InRhythm founder and Chairman Gunjan Doshi recently published a piece on what he calls the AI-Driven Development Lifecycle — the argument that enterprise engineering organizations are confusing individual productivity gains with genuine transformation. It is a distinction that sits at the center of nearly every engineering engagement we are running right now, and it deserves a fuller treatment from an organizational standpoint.
The core observation is simple and, in our experience, almost universally accurate: most enterprise engineering teams have adopted AI generation tools. Very few have redesigned the lifecycle that those tools are now operating inside. The result is faster input into a system that has not gotten faster — and leadership teams that are reporting the wrong metrics as evidence of progress.
This is what we see on the ground, and what we believe any enterprise engineering leader needs to understand before the next budget cycle closes.
The Productivity Dashboard Is Lying to You
When a development team adopts AI coding tools and individual velocity climbs 30 to 50 percent, that number is real. The developer is genuinely more productive. The problem is that the metric is being reported as organizational progress when it is actually only stage-one progress — and it carries a hidden liability.
Faster code generation without equally fast validation infrastructure creates a backlog that is invisible on most dashboards. The security team is now reviewing more code. The architecture board has more changes to approve. The compliance function has more releases to certify. None of those functions scaled when the engineering team adopted Copilot. The bottleneck did not disappear. It moved downstream and became harder to see.
In regulated industries — financial services, healthcare, insurance — this dynamic is particularly acute. The cost of a compliance failure or a security incident in production does not shrink because the code was generated faster. It compounds. And the organizations that are measuring AI ROI only at the generation layer are building technical and regulatory debt at the same time they are celebrating productivity gains.
The first question any engineering leader should be asking is not “how much faster are our developers?” It is “how much faster is our release cycle?” If those two numbers are not moving together, the bottleneck has moved and the organization has not noticed.
Tool Adoption Is Stage One. Workflow Redesign Is the Work.
InRhythm has been building AI-native engineering practices inside enterprise organizations for the better part of three years. The pattern that separates the organizations making structural progress from the ones running what Gunjan calls “acceleration theater” comes down to one question.
The question is not “how do we use AI in our existing workflow?” It is “if AI is handling specification drafting, initial code generation, unit testing, and documentation, what does the workflow look like from scratch?”

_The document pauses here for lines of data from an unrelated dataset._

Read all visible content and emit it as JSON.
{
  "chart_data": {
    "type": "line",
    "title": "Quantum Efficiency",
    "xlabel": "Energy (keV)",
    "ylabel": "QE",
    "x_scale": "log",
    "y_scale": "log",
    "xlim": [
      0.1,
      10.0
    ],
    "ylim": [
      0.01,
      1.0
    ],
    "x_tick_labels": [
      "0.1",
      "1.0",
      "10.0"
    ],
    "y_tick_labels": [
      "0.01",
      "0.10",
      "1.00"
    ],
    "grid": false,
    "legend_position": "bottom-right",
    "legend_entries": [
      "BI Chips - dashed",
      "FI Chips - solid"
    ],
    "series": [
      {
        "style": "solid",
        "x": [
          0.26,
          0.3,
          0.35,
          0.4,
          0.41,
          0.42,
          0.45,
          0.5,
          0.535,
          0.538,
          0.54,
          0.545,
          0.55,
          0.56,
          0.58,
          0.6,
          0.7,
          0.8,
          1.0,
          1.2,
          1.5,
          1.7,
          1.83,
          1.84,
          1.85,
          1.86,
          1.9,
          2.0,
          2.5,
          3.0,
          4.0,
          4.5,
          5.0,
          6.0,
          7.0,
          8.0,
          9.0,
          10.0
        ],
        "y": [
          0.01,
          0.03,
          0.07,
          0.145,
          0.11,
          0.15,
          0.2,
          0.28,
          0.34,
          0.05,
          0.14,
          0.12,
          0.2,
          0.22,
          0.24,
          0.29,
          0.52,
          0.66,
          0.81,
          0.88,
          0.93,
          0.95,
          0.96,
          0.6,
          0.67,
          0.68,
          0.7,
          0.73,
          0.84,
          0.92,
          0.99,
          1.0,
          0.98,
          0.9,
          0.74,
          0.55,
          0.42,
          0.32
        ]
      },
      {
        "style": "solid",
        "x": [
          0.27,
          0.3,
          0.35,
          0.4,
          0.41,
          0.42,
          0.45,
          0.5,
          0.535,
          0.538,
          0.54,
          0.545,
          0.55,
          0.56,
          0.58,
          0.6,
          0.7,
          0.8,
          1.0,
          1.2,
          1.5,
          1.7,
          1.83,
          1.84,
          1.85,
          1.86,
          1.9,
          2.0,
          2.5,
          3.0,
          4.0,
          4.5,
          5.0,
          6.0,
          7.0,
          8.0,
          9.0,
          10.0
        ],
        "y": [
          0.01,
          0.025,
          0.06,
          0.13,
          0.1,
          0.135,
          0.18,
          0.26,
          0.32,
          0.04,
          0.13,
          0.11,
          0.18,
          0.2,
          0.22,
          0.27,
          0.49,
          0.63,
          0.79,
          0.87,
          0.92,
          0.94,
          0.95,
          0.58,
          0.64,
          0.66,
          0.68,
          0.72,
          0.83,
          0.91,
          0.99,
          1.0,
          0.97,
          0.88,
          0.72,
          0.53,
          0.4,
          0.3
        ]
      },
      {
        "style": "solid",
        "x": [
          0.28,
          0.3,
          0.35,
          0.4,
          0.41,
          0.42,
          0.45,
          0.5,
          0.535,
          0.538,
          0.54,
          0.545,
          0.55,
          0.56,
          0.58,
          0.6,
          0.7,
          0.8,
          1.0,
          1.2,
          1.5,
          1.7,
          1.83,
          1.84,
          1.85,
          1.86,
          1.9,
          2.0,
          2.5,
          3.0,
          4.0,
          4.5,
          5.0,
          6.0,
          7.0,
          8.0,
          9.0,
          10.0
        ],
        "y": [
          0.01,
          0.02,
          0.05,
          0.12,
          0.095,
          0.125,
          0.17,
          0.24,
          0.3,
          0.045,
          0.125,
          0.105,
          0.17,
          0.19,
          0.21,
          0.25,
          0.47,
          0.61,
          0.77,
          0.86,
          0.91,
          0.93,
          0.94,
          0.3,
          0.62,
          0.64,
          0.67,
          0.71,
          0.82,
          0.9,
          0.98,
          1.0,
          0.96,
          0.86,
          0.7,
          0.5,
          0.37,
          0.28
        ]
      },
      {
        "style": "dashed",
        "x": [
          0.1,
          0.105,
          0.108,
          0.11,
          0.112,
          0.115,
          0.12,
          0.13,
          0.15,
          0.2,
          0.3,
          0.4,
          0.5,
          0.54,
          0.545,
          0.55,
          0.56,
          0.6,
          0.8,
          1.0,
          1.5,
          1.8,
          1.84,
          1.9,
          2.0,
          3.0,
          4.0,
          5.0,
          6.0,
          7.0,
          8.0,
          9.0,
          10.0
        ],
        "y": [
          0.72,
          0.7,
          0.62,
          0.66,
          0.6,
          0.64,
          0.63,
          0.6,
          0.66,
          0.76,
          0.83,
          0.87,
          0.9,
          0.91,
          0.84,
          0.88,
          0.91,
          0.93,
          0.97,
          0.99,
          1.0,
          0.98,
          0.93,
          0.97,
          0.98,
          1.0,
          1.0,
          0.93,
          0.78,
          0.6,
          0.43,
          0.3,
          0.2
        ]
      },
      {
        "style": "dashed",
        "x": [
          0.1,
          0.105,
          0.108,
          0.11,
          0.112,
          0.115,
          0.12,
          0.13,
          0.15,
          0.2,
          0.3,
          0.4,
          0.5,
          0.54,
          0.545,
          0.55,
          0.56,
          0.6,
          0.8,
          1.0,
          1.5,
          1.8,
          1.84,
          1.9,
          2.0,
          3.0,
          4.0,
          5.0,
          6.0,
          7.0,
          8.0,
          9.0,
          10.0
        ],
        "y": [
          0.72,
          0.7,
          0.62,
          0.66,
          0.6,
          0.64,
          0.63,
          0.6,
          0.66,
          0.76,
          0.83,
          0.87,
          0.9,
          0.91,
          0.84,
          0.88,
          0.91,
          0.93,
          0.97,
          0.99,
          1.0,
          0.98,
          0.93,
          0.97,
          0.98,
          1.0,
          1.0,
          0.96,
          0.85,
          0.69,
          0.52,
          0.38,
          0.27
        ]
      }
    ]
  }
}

That question produces a different answer. It requires rethinking who reviews what, how architecture decisions get made, what engineering ownership means when a significant portion of the code was generated by a model, and how teams are structured around capabilities that did not exist two years ago. It also requires conversations that most technology leaders are not yet having — with compliance teams, with security functions, with architecture boards that have process cycles designed for a pre-AI development pace.
The organizations InRhythm works with that are genuinely ahead are the ones that started with workflow redesign, not tool selection. They chose their tools second, after they understood what the new workflow required. The organizations that are stuck chose their tools first and are now trying to fit a new capability into an organizational structure that was not designed for it.
The System Is the Product
The third dimension of Gunjan’s framework is the one that most directly challenges how engineering leaders think about their own role. Individual developer productivity is a real metric. System speed is the strategic one.
A developer who is 50 percent more productive inside a system where architecture review still meets monthly, security certification still takes six weeks, and deployment still requires four manual sign-offs is operating inside a slow system. The individual improvement is real. The transformation is not. And when leaders report the individual number to their boards as evidence of AI-driven progress, they are building a credibility gap that will close at the worst possible time — when a competitor with a genuinely redesigned system starts shipping at a pace the dashboard-watching organization cannot match.
The leadership challenge this creates is not primarily technical. It is organizational. Redesigning the development system means changing processes that governance functions have ownership over. It means having direct conversations about which approval workflows are adding risk coverage and which are adding only delay. It means treating the engineering operating model as a product that needs to be actively managed and improved — not a set of inherited processes that exist because they always have.
This is where InRhythm focuses its advisory work: not at the tool layer, but at the operating model layer. The tools are a commodity. Every engineering organization has access to the same AI generation capabilities. The organizational discipline — validation infrastructure, workflow design, governance redesign — is what creates durable competitive advantage.
What This Means for Engineering Leaders Right Now

The organizations that will look AI-native in 2027 are making three investments today. They are building validation infrastructure that scales with generation speed. They are redesigning engineering workflows around what AI makes possible, not around what already exists. And they are treating their development system — not just their developers — as the unit of performance improvement.
The tools are already in your organization. The discipline is what remains to be built.